Following a recent long discussion, about matrix calculation accuracy on various calculators, I was quite surprised by the HP-71B Math ROM matrix performance, and investigated a little bit.

First, using the Kahan exemple, I noticed that determinant calculation (DET function) gives a not so accurate answer:
Kahan matrix: DET=-.999999999998
transposed matrix: DET=-.999999999989
First, why is the determinant of the transposed matrix different?
Second, why is the result non-integer, as all elements are integer and no overflow occurs?

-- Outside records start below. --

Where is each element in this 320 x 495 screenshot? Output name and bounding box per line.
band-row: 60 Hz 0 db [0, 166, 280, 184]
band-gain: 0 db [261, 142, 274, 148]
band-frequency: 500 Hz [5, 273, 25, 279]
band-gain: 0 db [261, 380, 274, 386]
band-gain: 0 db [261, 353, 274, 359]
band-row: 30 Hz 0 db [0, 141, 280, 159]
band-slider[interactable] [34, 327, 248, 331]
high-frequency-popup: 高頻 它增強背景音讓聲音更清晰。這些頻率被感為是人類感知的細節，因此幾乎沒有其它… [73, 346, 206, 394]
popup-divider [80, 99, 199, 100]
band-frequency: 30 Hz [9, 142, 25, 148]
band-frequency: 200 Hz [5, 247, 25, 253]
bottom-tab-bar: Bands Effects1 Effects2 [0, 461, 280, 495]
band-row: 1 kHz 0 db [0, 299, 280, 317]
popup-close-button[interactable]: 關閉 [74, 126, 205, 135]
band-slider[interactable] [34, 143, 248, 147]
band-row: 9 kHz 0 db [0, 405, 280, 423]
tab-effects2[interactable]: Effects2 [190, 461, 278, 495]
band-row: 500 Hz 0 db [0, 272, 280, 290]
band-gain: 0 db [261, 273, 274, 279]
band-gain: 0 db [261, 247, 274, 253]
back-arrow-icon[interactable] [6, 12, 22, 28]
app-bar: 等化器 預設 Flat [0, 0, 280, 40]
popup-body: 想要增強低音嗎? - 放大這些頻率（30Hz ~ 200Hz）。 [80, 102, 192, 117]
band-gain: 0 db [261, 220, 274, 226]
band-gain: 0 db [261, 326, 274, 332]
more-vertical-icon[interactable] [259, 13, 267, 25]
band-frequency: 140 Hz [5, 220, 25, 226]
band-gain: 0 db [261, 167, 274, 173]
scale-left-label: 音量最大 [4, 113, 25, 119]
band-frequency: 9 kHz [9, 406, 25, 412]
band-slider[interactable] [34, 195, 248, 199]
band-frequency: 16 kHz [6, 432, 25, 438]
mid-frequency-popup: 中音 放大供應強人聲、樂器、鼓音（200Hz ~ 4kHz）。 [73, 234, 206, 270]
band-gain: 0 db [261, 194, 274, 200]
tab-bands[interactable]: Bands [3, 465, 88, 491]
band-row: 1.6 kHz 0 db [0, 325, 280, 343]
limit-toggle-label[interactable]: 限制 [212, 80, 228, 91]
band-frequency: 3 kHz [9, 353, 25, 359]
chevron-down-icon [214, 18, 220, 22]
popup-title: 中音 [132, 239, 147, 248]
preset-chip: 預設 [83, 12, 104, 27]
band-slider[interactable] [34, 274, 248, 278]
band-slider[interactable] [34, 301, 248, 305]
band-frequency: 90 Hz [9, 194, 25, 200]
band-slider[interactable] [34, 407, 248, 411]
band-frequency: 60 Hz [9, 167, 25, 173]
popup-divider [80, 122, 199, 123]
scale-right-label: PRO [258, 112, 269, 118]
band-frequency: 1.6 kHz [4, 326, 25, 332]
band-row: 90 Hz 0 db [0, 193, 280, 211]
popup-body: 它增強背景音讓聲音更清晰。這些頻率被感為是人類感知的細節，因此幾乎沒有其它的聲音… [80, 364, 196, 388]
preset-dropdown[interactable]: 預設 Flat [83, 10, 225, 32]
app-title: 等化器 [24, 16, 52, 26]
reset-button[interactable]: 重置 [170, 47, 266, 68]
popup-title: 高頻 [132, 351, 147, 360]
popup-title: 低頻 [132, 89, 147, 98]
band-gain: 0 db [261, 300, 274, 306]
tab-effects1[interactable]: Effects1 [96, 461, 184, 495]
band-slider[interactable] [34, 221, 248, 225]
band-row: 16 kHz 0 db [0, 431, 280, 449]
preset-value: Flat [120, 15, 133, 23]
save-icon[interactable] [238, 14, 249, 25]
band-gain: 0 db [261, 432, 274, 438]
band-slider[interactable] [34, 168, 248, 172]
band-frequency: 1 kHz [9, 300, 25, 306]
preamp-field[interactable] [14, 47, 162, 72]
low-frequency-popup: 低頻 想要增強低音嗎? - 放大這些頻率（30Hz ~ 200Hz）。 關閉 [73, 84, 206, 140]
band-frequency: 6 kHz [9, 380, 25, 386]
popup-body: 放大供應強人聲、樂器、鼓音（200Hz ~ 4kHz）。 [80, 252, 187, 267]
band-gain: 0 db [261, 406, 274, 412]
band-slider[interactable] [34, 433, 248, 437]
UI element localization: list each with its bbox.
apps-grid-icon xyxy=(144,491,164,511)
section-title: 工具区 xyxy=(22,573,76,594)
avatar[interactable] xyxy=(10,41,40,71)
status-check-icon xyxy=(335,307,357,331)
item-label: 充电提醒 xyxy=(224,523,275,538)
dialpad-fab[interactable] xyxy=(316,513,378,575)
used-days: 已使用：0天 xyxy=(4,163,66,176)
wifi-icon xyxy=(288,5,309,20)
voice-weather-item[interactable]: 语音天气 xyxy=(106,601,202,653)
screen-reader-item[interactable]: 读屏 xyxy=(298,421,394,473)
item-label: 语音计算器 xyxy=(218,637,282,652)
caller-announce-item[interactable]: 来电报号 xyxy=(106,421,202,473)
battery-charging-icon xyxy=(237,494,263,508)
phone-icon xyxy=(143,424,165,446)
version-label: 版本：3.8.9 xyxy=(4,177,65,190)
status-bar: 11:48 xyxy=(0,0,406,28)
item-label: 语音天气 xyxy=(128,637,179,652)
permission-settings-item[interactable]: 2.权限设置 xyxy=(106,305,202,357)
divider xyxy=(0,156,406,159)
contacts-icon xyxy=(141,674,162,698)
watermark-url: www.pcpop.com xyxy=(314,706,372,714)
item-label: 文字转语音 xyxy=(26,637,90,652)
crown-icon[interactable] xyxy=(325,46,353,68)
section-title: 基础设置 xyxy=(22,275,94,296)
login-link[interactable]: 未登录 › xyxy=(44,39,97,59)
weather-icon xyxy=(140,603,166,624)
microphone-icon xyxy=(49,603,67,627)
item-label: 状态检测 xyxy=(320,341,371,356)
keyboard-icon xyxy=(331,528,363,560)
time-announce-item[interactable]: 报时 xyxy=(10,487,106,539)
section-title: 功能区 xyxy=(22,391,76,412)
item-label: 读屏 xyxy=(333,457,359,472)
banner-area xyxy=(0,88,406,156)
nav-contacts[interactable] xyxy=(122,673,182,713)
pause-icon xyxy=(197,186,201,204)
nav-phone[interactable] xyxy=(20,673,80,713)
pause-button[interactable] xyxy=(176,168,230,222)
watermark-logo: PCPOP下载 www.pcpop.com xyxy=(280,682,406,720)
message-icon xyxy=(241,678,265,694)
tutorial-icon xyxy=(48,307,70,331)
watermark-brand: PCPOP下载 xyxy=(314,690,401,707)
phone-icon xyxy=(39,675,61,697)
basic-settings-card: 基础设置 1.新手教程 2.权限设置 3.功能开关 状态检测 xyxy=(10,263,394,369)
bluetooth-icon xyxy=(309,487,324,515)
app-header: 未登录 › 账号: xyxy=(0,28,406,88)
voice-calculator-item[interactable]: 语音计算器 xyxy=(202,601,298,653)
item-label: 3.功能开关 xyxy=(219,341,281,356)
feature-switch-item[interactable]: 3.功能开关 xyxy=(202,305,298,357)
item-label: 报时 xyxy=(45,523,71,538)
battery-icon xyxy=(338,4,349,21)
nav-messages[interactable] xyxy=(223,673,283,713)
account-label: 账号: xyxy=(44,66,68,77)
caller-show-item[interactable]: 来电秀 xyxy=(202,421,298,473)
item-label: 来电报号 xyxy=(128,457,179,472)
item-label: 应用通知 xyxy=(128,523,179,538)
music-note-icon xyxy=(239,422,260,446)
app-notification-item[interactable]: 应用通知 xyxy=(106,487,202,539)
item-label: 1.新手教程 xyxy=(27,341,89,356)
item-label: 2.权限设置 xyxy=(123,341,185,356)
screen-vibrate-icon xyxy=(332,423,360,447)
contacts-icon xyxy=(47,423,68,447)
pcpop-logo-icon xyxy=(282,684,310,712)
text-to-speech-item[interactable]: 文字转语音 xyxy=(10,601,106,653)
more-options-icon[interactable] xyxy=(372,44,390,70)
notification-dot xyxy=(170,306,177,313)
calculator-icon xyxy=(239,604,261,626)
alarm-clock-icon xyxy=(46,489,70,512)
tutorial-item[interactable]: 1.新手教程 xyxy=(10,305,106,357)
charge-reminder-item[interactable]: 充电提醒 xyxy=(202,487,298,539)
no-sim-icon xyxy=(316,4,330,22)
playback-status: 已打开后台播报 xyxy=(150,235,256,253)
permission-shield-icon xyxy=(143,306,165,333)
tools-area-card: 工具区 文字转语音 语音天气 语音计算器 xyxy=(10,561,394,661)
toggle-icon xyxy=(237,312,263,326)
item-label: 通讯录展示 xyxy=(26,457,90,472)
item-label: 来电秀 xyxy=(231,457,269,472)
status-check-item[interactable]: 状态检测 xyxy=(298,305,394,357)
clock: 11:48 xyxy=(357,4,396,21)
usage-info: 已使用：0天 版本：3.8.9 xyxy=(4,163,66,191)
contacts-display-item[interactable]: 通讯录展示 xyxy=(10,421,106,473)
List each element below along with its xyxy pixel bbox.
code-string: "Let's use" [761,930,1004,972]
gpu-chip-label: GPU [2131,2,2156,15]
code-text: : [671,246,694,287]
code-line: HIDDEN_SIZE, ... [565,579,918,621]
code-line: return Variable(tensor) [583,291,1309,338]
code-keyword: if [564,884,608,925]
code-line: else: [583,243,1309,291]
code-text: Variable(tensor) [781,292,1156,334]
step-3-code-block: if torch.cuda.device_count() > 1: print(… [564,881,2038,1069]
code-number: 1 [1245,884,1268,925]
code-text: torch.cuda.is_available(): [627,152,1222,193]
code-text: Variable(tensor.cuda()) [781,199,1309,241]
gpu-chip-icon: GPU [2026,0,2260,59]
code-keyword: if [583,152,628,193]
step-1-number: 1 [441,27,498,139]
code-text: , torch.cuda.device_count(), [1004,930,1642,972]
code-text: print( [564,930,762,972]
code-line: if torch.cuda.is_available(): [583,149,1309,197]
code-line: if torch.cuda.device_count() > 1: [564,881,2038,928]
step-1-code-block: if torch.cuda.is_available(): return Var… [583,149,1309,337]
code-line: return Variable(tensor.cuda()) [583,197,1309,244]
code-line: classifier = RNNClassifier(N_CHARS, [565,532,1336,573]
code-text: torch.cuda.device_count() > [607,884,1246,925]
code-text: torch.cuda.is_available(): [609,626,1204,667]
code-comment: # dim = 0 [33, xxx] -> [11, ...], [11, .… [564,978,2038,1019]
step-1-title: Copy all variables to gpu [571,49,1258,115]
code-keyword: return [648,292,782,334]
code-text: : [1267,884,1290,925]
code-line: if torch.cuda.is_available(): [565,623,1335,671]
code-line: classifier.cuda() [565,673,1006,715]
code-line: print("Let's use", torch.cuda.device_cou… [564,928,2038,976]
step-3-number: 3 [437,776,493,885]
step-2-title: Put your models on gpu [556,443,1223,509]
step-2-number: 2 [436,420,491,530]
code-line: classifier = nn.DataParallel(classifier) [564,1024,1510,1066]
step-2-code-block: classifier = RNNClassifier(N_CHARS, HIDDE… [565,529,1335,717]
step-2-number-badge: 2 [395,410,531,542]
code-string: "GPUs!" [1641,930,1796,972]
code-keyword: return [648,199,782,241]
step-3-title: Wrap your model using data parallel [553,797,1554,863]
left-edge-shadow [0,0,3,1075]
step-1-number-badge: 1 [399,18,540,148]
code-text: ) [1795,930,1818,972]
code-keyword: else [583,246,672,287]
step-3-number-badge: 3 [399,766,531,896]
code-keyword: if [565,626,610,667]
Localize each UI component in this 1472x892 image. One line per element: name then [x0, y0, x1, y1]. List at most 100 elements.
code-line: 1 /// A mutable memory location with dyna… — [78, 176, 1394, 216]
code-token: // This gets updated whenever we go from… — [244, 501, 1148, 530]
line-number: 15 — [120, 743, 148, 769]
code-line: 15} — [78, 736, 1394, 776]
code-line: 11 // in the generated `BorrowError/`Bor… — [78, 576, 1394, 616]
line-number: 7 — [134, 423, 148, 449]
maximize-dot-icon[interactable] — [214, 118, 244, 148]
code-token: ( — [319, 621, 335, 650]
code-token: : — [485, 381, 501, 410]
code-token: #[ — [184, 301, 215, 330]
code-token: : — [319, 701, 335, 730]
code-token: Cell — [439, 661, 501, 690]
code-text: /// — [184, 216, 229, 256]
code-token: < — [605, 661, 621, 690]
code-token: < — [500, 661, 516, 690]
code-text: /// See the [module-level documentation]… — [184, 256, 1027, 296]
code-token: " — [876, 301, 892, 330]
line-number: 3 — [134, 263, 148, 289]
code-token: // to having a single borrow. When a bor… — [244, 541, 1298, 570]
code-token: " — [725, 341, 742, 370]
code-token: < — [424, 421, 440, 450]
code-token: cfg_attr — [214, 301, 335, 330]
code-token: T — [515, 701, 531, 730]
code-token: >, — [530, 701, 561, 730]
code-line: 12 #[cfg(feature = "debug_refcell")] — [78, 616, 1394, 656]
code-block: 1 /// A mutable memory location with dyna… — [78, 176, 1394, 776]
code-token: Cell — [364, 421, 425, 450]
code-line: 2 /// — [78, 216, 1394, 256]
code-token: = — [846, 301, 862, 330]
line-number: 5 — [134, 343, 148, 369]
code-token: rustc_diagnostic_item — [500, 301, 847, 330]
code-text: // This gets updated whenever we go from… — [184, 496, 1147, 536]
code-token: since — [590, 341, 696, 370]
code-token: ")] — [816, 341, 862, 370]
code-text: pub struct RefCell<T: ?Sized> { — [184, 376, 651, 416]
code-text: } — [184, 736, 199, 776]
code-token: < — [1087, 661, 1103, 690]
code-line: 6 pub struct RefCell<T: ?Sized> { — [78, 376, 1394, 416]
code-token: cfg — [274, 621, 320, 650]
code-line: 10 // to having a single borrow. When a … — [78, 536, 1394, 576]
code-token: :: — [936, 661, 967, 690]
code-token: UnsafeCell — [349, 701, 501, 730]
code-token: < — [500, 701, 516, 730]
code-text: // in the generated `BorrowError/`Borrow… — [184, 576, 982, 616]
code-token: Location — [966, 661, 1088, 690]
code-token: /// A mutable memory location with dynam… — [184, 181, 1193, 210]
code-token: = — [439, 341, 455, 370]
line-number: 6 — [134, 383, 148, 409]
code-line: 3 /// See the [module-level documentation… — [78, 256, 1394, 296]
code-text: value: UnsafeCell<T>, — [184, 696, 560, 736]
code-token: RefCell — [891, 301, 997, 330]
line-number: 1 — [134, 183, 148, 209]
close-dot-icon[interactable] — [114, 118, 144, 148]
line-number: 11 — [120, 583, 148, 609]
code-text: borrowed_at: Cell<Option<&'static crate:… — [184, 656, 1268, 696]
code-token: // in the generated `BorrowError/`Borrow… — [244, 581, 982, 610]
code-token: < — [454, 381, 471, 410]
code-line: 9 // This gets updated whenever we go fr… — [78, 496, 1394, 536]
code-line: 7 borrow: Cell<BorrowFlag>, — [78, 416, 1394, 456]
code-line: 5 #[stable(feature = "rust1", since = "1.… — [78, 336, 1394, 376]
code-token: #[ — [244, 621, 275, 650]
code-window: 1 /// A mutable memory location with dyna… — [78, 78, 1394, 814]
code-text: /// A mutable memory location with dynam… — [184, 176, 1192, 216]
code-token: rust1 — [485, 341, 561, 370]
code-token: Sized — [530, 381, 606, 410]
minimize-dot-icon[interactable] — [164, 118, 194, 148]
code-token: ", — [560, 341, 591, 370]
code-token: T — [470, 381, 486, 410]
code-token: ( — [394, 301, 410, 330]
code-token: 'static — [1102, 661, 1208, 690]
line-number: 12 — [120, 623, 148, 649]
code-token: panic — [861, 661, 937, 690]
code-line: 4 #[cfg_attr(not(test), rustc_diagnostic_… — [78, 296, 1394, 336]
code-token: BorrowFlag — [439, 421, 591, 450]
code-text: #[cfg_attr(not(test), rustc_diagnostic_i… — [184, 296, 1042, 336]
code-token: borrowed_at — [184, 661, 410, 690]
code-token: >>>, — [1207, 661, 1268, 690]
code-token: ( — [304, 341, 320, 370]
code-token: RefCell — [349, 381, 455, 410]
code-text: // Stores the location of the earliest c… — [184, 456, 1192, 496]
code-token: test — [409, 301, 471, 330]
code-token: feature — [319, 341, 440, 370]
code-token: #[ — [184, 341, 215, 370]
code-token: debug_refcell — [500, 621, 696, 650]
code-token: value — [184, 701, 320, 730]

Then I built a simpler exemple, in order to check that the DET function uses internal 15-digit accuracy (this was stated many times, but no clear evidence was given). I used this matrix:
1+1E-7 1+2E-7
1+3E-7 1+4E-7
If DET uses 15-digits accuracy, result should be -2E-7, otherwise loss of accuracy will occur and result is expected to be 0.
HP-71B Math ROM gives 1.0000003E-14 so it seems that 15-digit accuracy is used but not only is the value half than expected, but the sign is wrong.
Transposing the matrix gives DET= 2.0000004E-14. Sign is still wrong.
Can we call this a bug? I don't know, but I checked that all next models starting from the HP-28S give correct DET value, so algorihms were changed at some point.

J-F

      
Re: Strange matrix results for HP-71B Math ROM
Message #2 Posted by J-F Garnier on 5 July 2004, 7:57 a.m.,
in response to message #1 by J-F Garnier

Sorry, my test matrix was not correctly reproduced in this post (a bug?):
| 1.0000001 1.0000002
| 1.0000003 1.0000004
I hope it's OK now.

J-F

      
Re: Strange matrix results for HP-71B Math ROM
Message #3 Posted by Werner Huysegoms on 5 July 2004, 8:29 a.m.,
in response to message #1 by J-F Garnier

As to why the results are non-integer and the transposed matrix has a 'different' result: The numerical operations in the algorithm used (some variant of LU-decomposition followed by the multiplication of the elements on the diagonal) are exposed to roundoff errors, of course. The operations are different in the transposed matrix - that's why the roundoff errors are different, too. As regards the 'internal 15-digit accuracy'. That only holds for single operations and dot products (that can be accumulated without extra storage). The numbers themselves are still stored in 12-digit format. The reason the 71B gets the determinant wrong, and the 28S gets it right is probably (guessing): the determinant of 2-by-2 matrices is calculated using the definition, in full 15-digit accuracy (28S). From the 48G onwards, a check for integer elements has been added - if all elements are integer, then so is the determinant, and the computed value is rounded off to the nearest integer. Also, the matrix is stored in full 15-digit form, reducing roundoff errors. BTW the determinant for the sample matrix you show is of course -2e-14.

Cheers, Werner

            
Re: Strange matrix results for HP-71B Math ROM
Message #4 Posted by Werner Huysegoms on 5 July 2004, 9:02 a.m.,
in response to message #3 by Werner Huysegoms

My guess does seem to be correct: If I try your original matrix on a 42S and a 48SX, they return the correct answer, but if I try the equivalent 3-by-3 matrix

1.0000000 0.0000000 0.0000000 0.0000000 1.0000001 1.0000002 0.0000000 1.0000003 1.0000004

Then the result is (in both cases) 1.0000003e-14, the result the 71B gave. And yes, the transpose's determinant is 2.0000004e-14. I'm pretty sure I can find out the exact order of 15-digit arithmetic operations and 12-digit rounded stores to come up with these answers. Valentin will probably post it in the next 2 minutes ;-)

Cheers, Werner

                  
Re: Strange matrix results for HP-71B Math ROM
Message #5 Posted by J-F Garnier on 5 July 2004, 12:10 p.m.,
in response to message #4 by Werner Huysegoms

Thanks Werner, I fill better: the HP-71B Math ROM is OK, just the HP28/HP48 added some filtering against the most visible rounding effects.